Is it all fake? Somewhat. It is clear that the United Nations security council founded after the second world war has permanent veto powers representing the winners of that war: USA, UK, France, China, Russia. Everyone else is subordinate if they have a country, and many countries are actively prevented from existing. Those five permanent veto powers? They are the largest arms exporting countries in the world. They cause the wars the security council was purportedly started to prevent. They don't prevent wars, they profit from them.
So why don't you have your own country? Or why aren't you a sovereign individual?
It turns out to be difficult to accomplish. You can be individually sovereign de facto but it is more difficult to prevail in court cases. After all, the courts are entirely subordinate to the nationalist socialist and internationalist socialist regimes that claim power over all the world and, amusingly, over all the other worlds in our star system.
Given that the efforts of various people to start free market cities anywhere in the world over the last century have been either deliberately stymied over time or obliterated as soon as they made themselves known, you should plan on keeping your activities private. If you want to live free, you have to free yourself.
To free yourself, you have to begin by acknowledging reality. There are agencies and people with big budgets and lots of power who have no compunction about lying, cheating, raping, stealing, murdering, battering, threatening, and bribing anyone anywhere to get what they want. Many of them work for the Windsors or other usurpers claiming various titles and hereditary power over other places. They will impose themselves on you. So prepare to defend yourself.
"My people are led into slavery out of their ignorance," it says in scripture.
If you'd like more information about this new project, please get in touch in the comments, through direct messages, or by email.
That's all I've got for today. Come back next time when I have something new. Or old.

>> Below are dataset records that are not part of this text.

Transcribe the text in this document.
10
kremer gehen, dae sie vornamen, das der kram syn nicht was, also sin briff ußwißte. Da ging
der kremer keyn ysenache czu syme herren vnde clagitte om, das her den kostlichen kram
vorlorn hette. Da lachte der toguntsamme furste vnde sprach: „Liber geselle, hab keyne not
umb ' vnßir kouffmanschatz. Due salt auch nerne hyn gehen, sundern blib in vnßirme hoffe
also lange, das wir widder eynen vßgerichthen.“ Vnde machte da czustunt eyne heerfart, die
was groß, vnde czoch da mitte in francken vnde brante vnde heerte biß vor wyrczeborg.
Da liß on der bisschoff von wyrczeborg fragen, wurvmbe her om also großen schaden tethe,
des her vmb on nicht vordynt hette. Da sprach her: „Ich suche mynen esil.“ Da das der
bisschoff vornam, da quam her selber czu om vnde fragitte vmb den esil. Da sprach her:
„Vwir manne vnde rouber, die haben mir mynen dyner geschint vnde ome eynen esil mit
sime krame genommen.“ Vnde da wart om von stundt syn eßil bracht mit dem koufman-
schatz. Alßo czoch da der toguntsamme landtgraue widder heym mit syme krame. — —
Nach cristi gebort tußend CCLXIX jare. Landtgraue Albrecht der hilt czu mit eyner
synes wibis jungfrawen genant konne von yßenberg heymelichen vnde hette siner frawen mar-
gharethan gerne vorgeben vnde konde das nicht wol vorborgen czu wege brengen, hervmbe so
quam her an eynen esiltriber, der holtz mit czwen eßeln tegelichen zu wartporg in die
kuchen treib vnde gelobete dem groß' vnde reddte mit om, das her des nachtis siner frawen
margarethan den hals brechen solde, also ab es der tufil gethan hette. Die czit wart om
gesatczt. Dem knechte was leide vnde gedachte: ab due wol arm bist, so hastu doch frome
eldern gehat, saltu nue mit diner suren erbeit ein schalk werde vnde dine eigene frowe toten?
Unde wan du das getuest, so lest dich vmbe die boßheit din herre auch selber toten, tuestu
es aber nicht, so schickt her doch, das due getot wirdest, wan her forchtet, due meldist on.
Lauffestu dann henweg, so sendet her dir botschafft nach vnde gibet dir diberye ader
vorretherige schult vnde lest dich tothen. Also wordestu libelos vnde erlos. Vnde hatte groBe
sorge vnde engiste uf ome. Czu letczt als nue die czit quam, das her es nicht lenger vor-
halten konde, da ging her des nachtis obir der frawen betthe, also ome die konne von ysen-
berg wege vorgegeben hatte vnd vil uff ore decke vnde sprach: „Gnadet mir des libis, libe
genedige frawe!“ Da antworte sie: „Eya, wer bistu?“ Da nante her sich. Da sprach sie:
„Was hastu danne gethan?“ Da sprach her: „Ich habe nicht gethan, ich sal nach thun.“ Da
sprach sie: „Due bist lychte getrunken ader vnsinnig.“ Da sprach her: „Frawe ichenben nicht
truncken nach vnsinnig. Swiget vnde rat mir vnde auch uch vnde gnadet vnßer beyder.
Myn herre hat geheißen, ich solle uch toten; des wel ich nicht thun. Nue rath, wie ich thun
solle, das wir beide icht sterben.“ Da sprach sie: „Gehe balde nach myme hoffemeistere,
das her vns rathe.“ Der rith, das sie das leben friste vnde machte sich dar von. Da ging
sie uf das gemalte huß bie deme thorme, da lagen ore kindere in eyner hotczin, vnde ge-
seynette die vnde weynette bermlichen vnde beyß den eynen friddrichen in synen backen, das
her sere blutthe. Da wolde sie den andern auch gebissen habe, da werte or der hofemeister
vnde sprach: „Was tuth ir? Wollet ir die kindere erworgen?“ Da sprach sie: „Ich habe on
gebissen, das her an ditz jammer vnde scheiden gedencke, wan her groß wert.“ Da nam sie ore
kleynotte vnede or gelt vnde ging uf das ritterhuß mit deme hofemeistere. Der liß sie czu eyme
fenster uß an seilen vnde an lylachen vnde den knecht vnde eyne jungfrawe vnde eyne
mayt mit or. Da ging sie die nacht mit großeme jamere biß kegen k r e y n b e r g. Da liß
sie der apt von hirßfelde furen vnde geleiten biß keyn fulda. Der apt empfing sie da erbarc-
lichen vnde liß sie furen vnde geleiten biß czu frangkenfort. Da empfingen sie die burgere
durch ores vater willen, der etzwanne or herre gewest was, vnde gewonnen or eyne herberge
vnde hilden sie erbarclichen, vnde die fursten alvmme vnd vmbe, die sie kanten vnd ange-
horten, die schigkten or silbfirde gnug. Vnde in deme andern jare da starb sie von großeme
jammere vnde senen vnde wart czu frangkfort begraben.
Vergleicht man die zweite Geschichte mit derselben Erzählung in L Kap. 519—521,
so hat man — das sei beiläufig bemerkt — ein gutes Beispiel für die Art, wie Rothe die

I completely agree with and have a passion for what you wrote here:
"The intention is to capture the idea of you being able to defend yourself against surveillance, having communications privacy, and keeping your data secure for yourself and your posterity."
Most people don't know what to do to defend themselves and they hope the government will do something, or hope it's not as bad as they fear, or just feel overwhelmed and powerless. Those of us who know and have abilities to defend ourselves would be wise to help those who don't. It's the right thing to do as decent people, but it's also in the interest of our own safety and future. If the bulk of humanity goes down, we'll likely get drawn in and go down with them as collateral damage.